The fact is, if you think the gravity of those bodies has an effect, you're wrong. They are too far away to be detectable at all, even with the largest interferometers we have we can't detect the faintest gravity effects of our own solar system, save for the moon and the sun. The rest are so distant their effects are insignificant. What reason do you have to think they would affect our development? The moon would be about the only body that COULD, even in principle, have such an effect. Now we are caught in the gravitational orbit of the galaxy at large, but remember that an object in free fall, and orbit is basically that, is indistinguishable from an object in zero gravity, so long as tidal forces are minimal. At our distance, the difference between gravitational pull on one side of the earth and the other created by the mutual pull of our galaxy is vanishingly small. It's not like we're falling into a black hole, where the fall itself literally does kill you as the pull on one half of your body is several thousand times stronger than the part further from the singularity. We're way out in a galactic arm, so far from that galactic black hole that we don't even feel it.

Here's another thing. If such an effect worked evenly as such, then shouldn't EVERY body in the sky have this same effect? If that's the case, then we should be awash in so much of this strange energy that prediction would be utterly impossible, such that the vast majority of heavenly bodies remain unnamed, much less accounted for in modern astrological charts. What makes the configuration of stars we arbitrarily designate as Orion more important than the configuration only detectable by hubble which has no name? Further, the entire concept was formed way back when we thought that the heavens were a series of glass domes. The entire foundation of what the cosmos is has been completely changed. Orion is now known to be an illusion, and still astrology hasn't changed one iota. We know now that the various "houses" in the sky have slipped by about a month since people first invented the system, but they haven't bothered updating it to account for that.

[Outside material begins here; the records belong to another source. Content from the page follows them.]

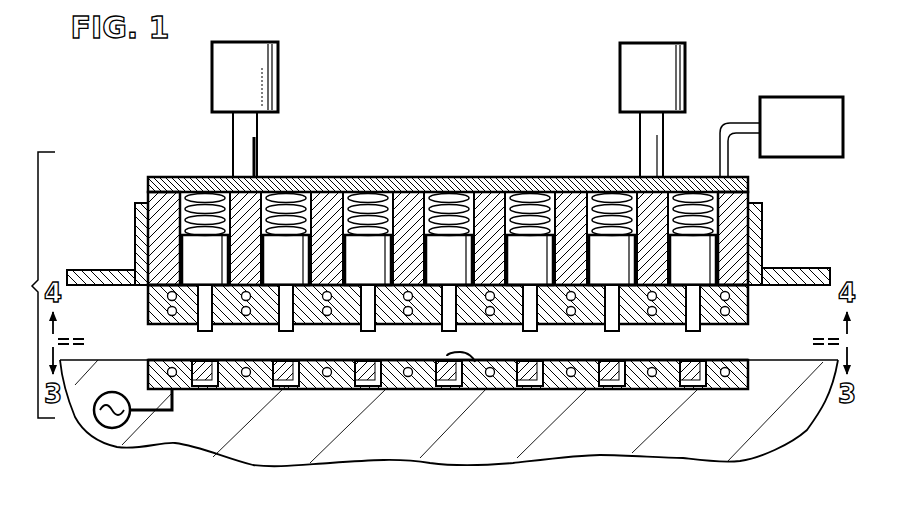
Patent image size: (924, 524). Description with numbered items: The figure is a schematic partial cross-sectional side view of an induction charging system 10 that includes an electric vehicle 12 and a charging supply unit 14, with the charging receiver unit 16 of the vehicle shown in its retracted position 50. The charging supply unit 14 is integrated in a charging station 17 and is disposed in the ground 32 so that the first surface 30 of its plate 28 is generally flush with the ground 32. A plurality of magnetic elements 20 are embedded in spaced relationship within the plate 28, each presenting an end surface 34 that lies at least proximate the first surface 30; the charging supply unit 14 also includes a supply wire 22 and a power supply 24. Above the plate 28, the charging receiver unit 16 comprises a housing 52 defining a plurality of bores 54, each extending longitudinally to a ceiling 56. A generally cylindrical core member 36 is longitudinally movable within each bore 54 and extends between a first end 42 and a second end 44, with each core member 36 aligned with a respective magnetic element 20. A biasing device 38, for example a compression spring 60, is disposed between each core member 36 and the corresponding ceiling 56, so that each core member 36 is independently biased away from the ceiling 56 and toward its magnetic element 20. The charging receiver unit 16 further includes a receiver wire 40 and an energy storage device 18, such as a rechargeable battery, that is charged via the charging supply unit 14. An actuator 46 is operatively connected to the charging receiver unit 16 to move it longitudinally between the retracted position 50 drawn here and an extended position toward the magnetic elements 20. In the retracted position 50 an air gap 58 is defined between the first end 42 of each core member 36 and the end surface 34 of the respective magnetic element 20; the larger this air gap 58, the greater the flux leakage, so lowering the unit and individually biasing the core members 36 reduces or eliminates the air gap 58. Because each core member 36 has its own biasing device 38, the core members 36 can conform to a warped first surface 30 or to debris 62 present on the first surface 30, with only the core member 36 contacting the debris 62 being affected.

The induction charging system 10 is at (30, 285).
The electric vehicle 12 is at (88, 128).
The charging supply unit 14 is at (80, 436).
The charging receiver unit 16 is at (155, 160).
The charging station 17 is at (172, 433).
The energy storage device 18 is at (781, 137).
The magnetic elements 20 is at (287, 386).
The supply wire 22 is at (408, 377).
The power supply 24 is at (98, 436).
The plate 28 is at (718, 385).
The first surface 30 is at (742, 358).
The ground 32 is at (800, 373).
The end surface 34 is at (207, 357).
The core members 36 is at (207, 252).
The biasing devices 38 is at (346, 195).
The receiver wire 40 is at (174, 301).
The first end 42 is at (203, 333).
The second end 44 is at (187, 228).
The actuator 46 is at (247, 52).
The retracted position 50 is at (105, 258).
The housing 52 is at (408, 202).
The bores 54 is at (540, 205).
The ceiling 56 is at (293, 253).
The air gap 58 is at (737, 334).
The compression spring 60 is at (458, 202).
The debris 62 is at (475, 362).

Here's the kicker. The most they do is add new planets to the system as astronomy discovers them. But, does that really make any sense at all? Has an astronomer ever once said, let's say before Uranus was discovered "our readings are slightly off, as if there's a planet we haven't discovered having extra influence, I predict the discovery of a new planet soon". I thought not, yet that's exactly what happened, with gravitational influence before it was discovered by astronomers. Astrologers, ironically enough, have never predicted the discovery of a new planet. Further, not once, after they incorporate a new one, have they ever said that previous predictions were all wrong. They add an entire new planet, claim it will make them more accurate, but at the same time throughout the years they always claim 100% accuracy. Nothing changes no matter how much it does for them. They are frozen in irrelevancy.

Study after study, actual CONTROLLED studies, not random books written by chinese astrologers with no signs of proper scientific controls, show no connection between the stars and one's behavior. Heck, you can get someone to write an astrology projection for one person, print out copies for an entire room, and that whole room will say it's an accurate description of them at a personal level.

lazy you should know better than to get caught up in such nonsense. It's not just unproven, it's inherantly nonsensical that it ever COULD be a way that the universe works.